Joe Erlinger, president of McDonald’s USA, urged the company’s franchisees to end their six-week communication “pause” and start talking with the company again as a weeks-long dispute between the two sides shows little sign of ending.
In a message to operators on Thursday, and seen by Restaurant Business, Erlinger took issue with what he said was a growing number of issues franchisees want to work through and said operators’ decision to end non-essential communication with the franchisor “is not in the system’s best interest.”
“Suggesting the pause continues until they’re resolved is not in the system’s best interest,” Erlinger said. “In my almost 20 years at McDonald’s, a pause in working together has never been the solution.”
The video did not go over well with franchisees who spoke with Restaurant Business. One operator called it “weak.” “At this point, they can’t get out of their own way,” the franchisee said. When we asked another if they’d seen the video, the operator responded simply, “unfortunately.” Reactions from other owners were similar.
A source familiar with the matter, however, pointed out that several other franchisees emailed more positive comments to Erlinger both on Thursday and Friday morning.
The video and the reaction suggest that relations between the Chicago-based burger giant and many of the franchisees that operate its nearly 14,000 U.S. locations are still at a low point, seven weeks since the company sent an email informing franchisees of three new fees or subsidy cuts for 2021. The relations have soured despite strong sales at the fast-food chain.
In the video, Erlinger said McDonald’s ended 2020 strong and with a “widening comp sales gap” with its competitors while its momentum has grown since August.
The dispute runs counter to that momentum—strong sales and profits typically yield better relations, after all.
Many franchisees were angered after a December email from the company telling them they would be paying two new fees—one for costs associated with McDonald’s Archways to Opportunity tuition program and another a one-year payment on a debt for franchisees’ use of technology—a debt estimated to total $70 million and would be repaid over the course of the year.
In addition, the company said it would end a decades-old subsidy that helps franchisees keep down the prices of Happy Meals, with McDonald’s vowing to use those funds to invest in employees. All told, the fees and subsidy cuts were estimated to cost owners $170 million this year.
McDonald’s later promised to improve communication, and on Thursday Erlinger repeated that promise. “The way the December announcements occurred, which I know were not popular decisions, could have been handled differently,” he said.
In pushing back against the trio of charges, operators promised to end non-essential communication with the franchisor and said they would revisit value offers, citing changing economics. The two sides established working groups to discuss the different issues, and Erlinger in his video suggested the sides were making progress.
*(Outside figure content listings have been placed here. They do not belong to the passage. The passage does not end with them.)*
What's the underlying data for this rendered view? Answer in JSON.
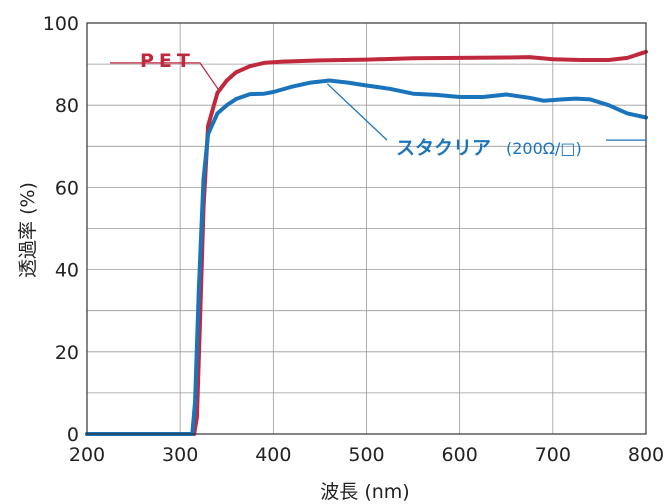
{
  "chart_data": {
    "type": "line",
    "xlabel": "波長 (nm)",
    "ylabel": "透過率 (%)",
    "xlim": [
      200,
      800
    ],
    "ylim": [
      0,
      100
    ],
    "xticks": [
      200,
      300,
      400,
      500,
      600,
      700,
      800
    ],
    "yticks": [
      0,
      20,
      40,
      60,
      80,
      100
    ],
    "grid": true,
    "colors": {
      "pet": "#c0283e",
      "sc": "#1a74bb",
      "grid": "#9a9a9a",
      "frame": "#333333"
    },
    "series": [
      {
        "name": "PET",
        "x": [
          200,
          315,
          318,
          321,
          325,
          330,
          340,
          350,
          360,
          375,
          390,
          410,
          450,
          500,
          550,
          600,
          650,
          675,
          700,
          730,
          760,
          780,
          800
        ],
        "y": [
          0,
          0,
          4,
          25,
          55,
          75,
          83,
          86,
          88,
          89.5,
          90.3,
          90.6,
          90.9,
          91.1,
          91.4,
          91.5,
          91.6,
          91.7,
          91.2,
          91.0,
          91.0,
          91.5,
          93
        ]
      },
      {
        "name": "スタクリア",
        "sub": "(200Ω/□)",
        "x": [
          200,
          310,
          313,
          316,
          320,
          325,
          330,
          340,
          350,
          360,
          375,
          390,
          400,
          420,
          440,
          460,
          480,
          500,
          525,
          550,
          575,
          600,
          625,
          650,
          675,
          690,
          710,
          725,
          740,
          760,
          780,
          800
        ],
        "y": [
          0,
          0,
          0,
          8,
          35,
          62,
          73,
          78,
          80,
          81.5,
          82.7,
          82.8,
          83.2,
          84.5,
          85.5,
          86,
          85.5,
          84.8,
          84.0,
          82.8,
          82.5,
          82,
          82,
          82.6,
          81.8,
          81.1,
          81.4,
          81.6,
          81.4,
          80,
          78,
          77
        ]
      }
    ]
  }
}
But he also complained that franchisees wanted to address two other issues. Sources said those issues had to do with franchisees’ delivery economics—owners want to see breaks for delivery orders extended and also want to lower rent for low-volume stores so the chain’s restaurants can be profitable in weaker trade areas.
While Erlinger said the company would discuss those issues, he took issue that they were included in the owners’ communication strike. “In early January three issues grew to five with self-imposed deadlines,” he said. “We are absolutely committed to engaging around these issues. But these take time to work through and they were not part of the pause.”
On the specific issues that led to the dispute, Erlinger said the company was committed to finding “bold ideas” to reinvest funds used for the Happy Meal subsidy onto franchisees’ workers. He also said that McDonald’s would provide “a minimum three-year commitment to cofounding Archways.”
At the same time, Erlinger said the company needed to get the issues resolved. “We need to move faster,” he said, citing “concern from operators waiting for a plan and the impact on their people. The sooner we have a plan the sooner we can provide clarity.”
He also insisted that franchisees did owe the company the debt on technology fees as McDonald’s moved from a six-month payment schedule to monthly payments. “We would never put our integrity and credibility on the line if we were not absolutely confident the company was owed money.”
In the end, Erlinger said the two sides needed to put aside their differences to stay ahead of McDonald’s competitors.
“Competitive activity is increasing, and there are a host of risks to our customer-focused orientation, risks that put our plan in jeopardy,” he said. “We have a business to run together. Let’s put aside our differences and get after it.”